Synthetic data for sensitive genetics: sharing without exposing individuals
Finally, the authors address a real barrier in genetics: data sharing. Individual-level genotypes are inherently identifying, so they generated an anonymized synthetic dataset using an adaptation of an “avatarization” methodology designed to balance privacy (reducing singling out and linkability) with signal fidelity (retaining usable statistical structure). They report privacy metrics exceeding recommended thresholds (for example, very high hidden rate) alongside fidelity checks showing small distributional differences overall; only a small number of features significantly diverged after multiple-testing correction, and a global distance-based test did not detect systematic deviation beyond chance. In practical terms, they are proposing a way for the community to experiment, benchmark, and reproduce analyses on a realistic stand-in dataset—while protecting patients—an approach that may become increasingly standard as genomics scales.

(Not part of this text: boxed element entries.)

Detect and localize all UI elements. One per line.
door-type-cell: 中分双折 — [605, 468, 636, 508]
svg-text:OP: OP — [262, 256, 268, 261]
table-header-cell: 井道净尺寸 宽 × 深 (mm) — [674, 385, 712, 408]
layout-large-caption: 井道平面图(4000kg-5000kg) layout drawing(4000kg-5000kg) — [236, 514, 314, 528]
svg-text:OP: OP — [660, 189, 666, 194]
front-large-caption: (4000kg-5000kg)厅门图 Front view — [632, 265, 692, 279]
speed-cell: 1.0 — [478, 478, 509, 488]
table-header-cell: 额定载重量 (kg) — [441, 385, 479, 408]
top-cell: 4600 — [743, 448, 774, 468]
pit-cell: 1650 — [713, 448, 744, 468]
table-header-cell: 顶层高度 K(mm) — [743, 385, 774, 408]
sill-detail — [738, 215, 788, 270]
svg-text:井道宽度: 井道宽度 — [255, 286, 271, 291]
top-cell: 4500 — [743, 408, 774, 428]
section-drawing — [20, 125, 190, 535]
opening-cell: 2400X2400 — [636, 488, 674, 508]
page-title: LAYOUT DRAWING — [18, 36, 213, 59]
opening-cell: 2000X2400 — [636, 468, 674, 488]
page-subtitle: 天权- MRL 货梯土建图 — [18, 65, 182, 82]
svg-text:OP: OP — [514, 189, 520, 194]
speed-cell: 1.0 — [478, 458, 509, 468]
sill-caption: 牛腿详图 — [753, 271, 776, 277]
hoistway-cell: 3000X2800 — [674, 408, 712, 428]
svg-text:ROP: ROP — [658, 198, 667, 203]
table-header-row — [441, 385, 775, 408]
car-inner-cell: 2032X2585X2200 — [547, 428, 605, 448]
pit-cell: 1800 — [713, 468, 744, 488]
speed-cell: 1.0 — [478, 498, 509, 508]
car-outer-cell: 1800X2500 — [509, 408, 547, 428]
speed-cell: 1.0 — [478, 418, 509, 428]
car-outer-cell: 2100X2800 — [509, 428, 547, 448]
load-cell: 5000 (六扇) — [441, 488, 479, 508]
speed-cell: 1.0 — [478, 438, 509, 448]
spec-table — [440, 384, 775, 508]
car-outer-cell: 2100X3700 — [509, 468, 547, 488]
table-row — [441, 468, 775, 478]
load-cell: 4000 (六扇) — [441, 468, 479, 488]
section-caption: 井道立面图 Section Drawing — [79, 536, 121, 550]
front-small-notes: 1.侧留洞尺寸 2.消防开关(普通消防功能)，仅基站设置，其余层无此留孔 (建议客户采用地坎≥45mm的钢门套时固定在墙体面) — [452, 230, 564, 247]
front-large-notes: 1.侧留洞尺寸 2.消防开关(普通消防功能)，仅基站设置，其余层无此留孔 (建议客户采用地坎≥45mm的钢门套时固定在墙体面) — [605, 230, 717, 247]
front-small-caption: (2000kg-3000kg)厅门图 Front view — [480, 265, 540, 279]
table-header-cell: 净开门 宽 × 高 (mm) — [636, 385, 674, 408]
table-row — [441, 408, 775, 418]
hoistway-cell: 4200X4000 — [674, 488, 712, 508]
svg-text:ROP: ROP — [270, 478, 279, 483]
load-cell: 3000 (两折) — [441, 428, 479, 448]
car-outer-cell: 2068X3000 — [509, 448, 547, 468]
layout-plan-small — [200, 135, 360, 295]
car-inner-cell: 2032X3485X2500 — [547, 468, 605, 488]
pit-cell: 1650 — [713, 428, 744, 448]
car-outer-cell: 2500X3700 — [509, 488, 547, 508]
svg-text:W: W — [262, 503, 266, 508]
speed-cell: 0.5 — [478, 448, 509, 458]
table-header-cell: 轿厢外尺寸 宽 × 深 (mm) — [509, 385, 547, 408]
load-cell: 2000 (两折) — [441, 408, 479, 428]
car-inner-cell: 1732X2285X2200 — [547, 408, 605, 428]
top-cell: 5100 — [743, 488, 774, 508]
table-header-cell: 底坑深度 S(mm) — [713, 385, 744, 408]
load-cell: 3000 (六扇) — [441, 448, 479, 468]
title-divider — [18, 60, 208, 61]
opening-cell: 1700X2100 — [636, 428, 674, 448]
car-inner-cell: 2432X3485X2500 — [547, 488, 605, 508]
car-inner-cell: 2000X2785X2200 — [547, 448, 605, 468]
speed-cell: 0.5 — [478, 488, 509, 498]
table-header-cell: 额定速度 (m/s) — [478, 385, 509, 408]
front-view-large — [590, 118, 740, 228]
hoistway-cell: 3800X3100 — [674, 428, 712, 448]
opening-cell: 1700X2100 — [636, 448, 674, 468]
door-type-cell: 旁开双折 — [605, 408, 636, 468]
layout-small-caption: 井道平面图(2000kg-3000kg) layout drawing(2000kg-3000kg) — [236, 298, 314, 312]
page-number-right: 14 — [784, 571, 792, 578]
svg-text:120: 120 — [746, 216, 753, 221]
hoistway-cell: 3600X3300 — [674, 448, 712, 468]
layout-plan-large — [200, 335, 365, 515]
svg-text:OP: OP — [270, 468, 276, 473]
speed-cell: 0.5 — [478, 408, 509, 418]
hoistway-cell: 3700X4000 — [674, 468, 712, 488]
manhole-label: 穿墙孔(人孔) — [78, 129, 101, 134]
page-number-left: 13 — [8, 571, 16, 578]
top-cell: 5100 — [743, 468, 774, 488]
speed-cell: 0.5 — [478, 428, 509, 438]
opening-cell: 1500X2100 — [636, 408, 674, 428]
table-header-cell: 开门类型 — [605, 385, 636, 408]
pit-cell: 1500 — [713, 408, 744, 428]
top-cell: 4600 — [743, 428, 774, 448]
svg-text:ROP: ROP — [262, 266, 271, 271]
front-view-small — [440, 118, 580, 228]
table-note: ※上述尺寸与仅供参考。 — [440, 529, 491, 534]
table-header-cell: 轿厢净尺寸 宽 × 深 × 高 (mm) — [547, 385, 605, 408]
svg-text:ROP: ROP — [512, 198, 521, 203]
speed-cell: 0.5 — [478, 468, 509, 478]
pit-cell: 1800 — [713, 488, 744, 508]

Disclaimer: This blog post is based on the information provided in the cited scientific article. It aims to provide an accessible summary of the research findings and should not be considered as definitive medical advice. For any health concerns, please consult with a qualified healthcare professional.
Reference:
Paris, J., Silva, N. S., Faddeenkov, I., Morin, M., Boussamet, L., Demuth, S., ... & Gourraud, P. A. (2025). Genetic architecture of Multiple Sclerosis patients in the French national OFSEP-HD cohort. medRxiv, 2025-04.